Let It Be You constitutes both the fifth album from Joan Wasser’s Joan as Police Woman and a debut for her collaboration with Benjamin Lazar Davis, which previously went by the name 2001. Since Wasser broke through as a solo artist a decade ago with the stunning Real Life her output has been consistently good and sometimes brilliant, though 2014’s The Classic is the weakest in a strong run, stretching for a sound that left its songs feeling over-stuffed and lacking the charm that records like To Survive hold in abundance.
Through collaborating with fellow Brooklynite Davis, however, Wasser sounds entirely reinvigorated. The pair met after separate trips to Africa, Wasser as part of Damon Albarn’s Africa Express, Davis to study traditional music. (That continent’s Pygmy music played its part in informing the sleek set of songs they’ve produced in Let It Be You.)
Wasser’s rich, distinctive tones aside, there’s little in her catalogue that sounds much like this album. ‘Broke Me in Two’ opens the record with a statement of intent, Davis’s chiming staccato electric guitar atop Wasser’s familiar piano line, and it quickly barrels into a giddy, fizzing rush of a pop song. “Did you ever have a moment when you / When you felt the ground move beneath you? / You doubled the rhythm on my tired and lonely heart,” Wasser sings breathlessly. The effect - of infatuation and euphoria so precisely channelled - is truly disarming.
It’s a shame, then, that the following, Davis-led ‘Overloaded’ is a bit of a clanger; a noble attempt at contemplating environmental concerns via sharp electronic pop, it’s propulsive and agreeable enough on a casual listen, let down by some particularly inelegant lyricism. (Maybe the bluntness is the point, but even so.)

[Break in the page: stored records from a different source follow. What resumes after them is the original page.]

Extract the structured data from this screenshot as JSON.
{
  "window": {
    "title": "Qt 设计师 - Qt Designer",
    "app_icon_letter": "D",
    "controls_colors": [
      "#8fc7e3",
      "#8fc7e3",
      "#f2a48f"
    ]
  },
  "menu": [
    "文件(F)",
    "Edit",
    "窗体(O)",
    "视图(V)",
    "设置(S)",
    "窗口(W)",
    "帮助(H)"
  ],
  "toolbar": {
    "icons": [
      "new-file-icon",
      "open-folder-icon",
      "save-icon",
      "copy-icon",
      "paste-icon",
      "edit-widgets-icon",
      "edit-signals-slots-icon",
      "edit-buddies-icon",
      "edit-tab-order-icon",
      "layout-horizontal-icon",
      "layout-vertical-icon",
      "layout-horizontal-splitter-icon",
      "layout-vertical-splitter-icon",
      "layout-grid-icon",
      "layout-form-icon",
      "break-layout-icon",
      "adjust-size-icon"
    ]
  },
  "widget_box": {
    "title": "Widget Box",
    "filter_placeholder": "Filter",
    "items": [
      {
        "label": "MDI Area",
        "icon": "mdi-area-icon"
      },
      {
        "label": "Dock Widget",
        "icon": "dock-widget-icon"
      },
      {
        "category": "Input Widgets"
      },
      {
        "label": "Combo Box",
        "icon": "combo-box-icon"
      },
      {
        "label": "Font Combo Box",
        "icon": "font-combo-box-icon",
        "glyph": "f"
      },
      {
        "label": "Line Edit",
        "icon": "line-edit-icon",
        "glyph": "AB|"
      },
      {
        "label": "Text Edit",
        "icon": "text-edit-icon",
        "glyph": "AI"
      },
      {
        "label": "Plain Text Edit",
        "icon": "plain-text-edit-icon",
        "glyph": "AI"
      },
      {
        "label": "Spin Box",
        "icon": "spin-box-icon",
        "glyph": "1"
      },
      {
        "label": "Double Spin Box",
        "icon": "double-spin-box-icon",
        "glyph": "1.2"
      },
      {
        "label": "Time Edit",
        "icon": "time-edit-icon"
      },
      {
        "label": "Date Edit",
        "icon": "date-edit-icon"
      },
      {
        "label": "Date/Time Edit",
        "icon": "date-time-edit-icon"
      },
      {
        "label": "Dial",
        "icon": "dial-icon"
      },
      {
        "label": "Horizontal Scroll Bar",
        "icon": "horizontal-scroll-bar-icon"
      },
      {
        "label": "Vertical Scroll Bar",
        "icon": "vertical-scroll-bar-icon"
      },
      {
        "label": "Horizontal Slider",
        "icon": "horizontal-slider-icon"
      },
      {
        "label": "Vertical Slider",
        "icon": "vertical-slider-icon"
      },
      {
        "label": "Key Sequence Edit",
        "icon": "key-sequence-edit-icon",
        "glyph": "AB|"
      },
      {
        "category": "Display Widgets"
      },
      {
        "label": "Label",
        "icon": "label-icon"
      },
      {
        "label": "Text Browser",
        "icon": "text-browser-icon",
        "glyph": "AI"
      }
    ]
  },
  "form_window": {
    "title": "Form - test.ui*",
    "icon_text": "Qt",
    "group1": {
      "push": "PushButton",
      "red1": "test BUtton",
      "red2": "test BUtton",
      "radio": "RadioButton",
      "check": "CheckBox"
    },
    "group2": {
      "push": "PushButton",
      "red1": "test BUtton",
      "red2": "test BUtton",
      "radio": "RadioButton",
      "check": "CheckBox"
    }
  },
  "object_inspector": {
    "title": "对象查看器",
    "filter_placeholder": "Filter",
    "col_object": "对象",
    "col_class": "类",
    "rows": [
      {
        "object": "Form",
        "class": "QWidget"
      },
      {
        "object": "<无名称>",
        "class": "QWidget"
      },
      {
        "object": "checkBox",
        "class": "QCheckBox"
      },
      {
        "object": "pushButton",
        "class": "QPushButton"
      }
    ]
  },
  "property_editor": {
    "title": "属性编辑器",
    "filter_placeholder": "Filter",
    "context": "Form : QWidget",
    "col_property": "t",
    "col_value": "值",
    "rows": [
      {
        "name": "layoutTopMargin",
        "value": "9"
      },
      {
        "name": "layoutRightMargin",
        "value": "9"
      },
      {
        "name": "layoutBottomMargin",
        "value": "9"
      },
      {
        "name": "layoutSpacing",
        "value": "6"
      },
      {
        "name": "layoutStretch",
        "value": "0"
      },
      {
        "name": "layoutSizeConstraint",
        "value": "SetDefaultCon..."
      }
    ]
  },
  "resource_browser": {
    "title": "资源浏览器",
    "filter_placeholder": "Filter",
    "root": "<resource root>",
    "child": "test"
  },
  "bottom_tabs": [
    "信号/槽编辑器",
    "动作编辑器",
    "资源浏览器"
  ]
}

For the most part, though, Let It Be You is a treat. Davis’s multi-instrumentalist nous is felt throughout, and it’s a pleasure to hear Wasser turn in such assured performances as on its nuanced, toe-tapping title track and the likes of ‘Satellite’ and ‘Violent Dove’. ‘Hurts So Bad’, meanwhile, though still guilty of some suspect rhyming on the part of Davis, is a far more successful affair than ‘Overloaded’.
Wasser has always been good value for a collaboration, and Davis, who currently makes up part of Okkervil River’s line-up and can count working with the likes of Anaïs Mitchell and Bridget Kearney among his many projects, adds a whole new dimension to her sound. ‘Station’, in particular, is a big, slow-paced ballad that hearkens back to the intimacy Wasser went for more often on her initial brace of recordings, until Davis’s guitar and some enormous drums crash in and it then lumbers, brilliantly, to the finish line.
It certainly isn’t perfect - the uniformly glossy production wears a little thin at times - but Let It Be You is a real return to form for Wasser, and one for which Davis is due ample credit; when the two hit their stride they’re undeniable, making more material from the two a tantalising prospect.